Ten derde was er de bedrijfscultuur, gericht op eenvormigheid en instemming, ingebracht door oeverloos overleg onder leiding van het management, de aanpassing aan de macro’s van het denken dat van bovenaf werd geformuleerd en omgekeerd het wantrouwen tegen afwijkende meningen. En dan de waarde die een stugge meerderheid van collega’s verleende aan saaie zaken en doelen in het leven, de maalstenen van de molen.
Dit alles had ik puntsgewijs opgeschreven. Kon het eenvoudiger en duidelijker? Had iemand deze analyse eigenlijk al eens zo nauwgezet kenbaar gemaakt? Was het niet gewoon huiswerk voor onze leiders, politiek en ambtelijk?

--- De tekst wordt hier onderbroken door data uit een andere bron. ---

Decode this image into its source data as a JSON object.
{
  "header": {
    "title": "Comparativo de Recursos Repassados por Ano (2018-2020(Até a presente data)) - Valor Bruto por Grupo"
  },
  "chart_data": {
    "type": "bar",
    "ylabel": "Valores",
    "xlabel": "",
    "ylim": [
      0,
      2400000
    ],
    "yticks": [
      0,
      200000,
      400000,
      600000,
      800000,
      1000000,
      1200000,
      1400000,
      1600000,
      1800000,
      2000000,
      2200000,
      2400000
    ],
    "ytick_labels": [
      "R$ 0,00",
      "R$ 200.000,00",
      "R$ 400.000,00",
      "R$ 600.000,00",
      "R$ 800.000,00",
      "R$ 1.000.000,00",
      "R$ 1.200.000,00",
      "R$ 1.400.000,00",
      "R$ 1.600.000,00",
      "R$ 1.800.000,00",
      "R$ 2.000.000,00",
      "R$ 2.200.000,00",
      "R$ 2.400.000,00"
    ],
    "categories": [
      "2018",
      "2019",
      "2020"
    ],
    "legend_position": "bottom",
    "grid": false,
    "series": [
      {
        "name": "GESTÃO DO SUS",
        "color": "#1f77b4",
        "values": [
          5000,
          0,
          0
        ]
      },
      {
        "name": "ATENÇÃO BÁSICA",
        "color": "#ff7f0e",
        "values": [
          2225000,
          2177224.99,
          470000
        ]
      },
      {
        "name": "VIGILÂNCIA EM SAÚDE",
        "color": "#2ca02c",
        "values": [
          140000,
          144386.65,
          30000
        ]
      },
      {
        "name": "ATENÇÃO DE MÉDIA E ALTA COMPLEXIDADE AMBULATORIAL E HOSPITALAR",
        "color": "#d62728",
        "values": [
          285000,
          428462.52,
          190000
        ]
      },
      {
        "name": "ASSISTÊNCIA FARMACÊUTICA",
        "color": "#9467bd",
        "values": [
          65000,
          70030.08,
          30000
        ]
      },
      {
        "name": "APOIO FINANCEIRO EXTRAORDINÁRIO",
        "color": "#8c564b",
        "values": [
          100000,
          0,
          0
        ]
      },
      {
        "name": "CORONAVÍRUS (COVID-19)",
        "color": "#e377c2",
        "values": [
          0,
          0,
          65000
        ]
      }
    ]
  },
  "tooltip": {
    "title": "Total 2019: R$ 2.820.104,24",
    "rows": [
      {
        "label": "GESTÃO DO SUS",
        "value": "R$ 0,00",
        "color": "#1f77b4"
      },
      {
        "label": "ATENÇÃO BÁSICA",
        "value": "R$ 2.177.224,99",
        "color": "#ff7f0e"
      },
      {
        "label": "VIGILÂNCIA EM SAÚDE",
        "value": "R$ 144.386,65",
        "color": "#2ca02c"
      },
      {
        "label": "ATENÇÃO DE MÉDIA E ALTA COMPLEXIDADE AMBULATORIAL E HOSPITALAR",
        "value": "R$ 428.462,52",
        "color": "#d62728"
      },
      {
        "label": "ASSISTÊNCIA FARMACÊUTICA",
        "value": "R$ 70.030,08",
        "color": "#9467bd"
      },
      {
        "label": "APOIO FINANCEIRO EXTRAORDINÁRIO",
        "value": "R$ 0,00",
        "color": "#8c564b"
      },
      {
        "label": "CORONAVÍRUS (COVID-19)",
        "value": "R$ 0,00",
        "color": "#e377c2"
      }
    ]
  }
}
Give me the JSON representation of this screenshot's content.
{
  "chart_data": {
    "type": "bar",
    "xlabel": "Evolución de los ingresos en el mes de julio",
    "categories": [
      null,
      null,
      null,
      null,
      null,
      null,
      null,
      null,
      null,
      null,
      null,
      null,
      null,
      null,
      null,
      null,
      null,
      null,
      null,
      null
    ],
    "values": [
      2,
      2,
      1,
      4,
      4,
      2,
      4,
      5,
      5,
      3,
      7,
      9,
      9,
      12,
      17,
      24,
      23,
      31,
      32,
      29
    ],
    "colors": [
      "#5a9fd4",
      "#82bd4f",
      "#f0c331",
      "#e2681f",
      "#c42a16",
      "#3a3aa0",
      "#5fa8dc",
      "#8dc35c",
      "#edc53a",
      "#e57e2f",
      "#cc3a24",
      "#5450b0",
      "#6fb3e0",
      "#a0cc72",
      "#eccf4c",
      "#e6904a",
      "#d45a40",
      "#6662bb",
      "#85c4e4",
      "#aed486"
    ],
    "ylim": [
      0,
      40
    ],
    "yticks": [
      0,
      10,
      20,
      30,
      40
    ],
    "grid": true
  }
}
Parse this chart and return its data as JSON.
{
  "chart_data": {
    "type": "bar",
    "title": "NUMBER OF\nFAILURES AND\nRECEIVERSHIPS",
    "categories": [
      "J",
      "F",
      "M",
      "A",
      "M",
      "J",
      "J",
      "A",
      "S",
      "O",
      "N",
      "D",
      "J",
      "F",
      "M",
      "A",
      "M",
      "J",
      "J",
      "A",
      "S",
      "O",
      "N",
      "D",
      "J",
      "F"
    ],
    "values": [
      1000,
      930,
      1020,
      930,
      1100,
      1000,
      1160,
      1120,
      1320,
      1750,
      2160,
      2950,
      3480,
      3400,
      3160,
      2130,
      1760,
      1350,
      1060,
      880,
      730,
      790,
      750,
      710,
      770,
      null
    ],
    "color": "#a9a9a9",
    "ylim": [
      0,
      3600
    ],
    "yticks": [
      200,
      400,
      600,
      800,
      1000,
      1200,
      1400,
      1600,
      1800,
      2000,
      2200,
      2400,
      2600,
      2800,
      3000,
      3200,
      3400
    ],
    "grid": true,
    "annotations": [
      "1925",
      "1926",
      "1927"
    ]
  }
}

Misschien ook lag het anders, ging het om argumenten die vorm gaven aan mijn onomkeerbaar geworden weerzin, het ultieme verzet tegen een nutteloos bevonden leven.
Ik stond op, stak mijn handen en mijn hoofd onder de koude kraan. Beschaving wordt onderhouden door overzichtelijke, nimmer te verzaken handelingen. Wassen, scheren, schone kleren aantrekken. In de keuken zette ik thee en smeerde een beschuit. Ondertussen dacht ik na over de manier waarop ik mijn overwegingen zou opschrijven. Ook dit moest doorgaan, zinnig of niet. Ik handhaaf.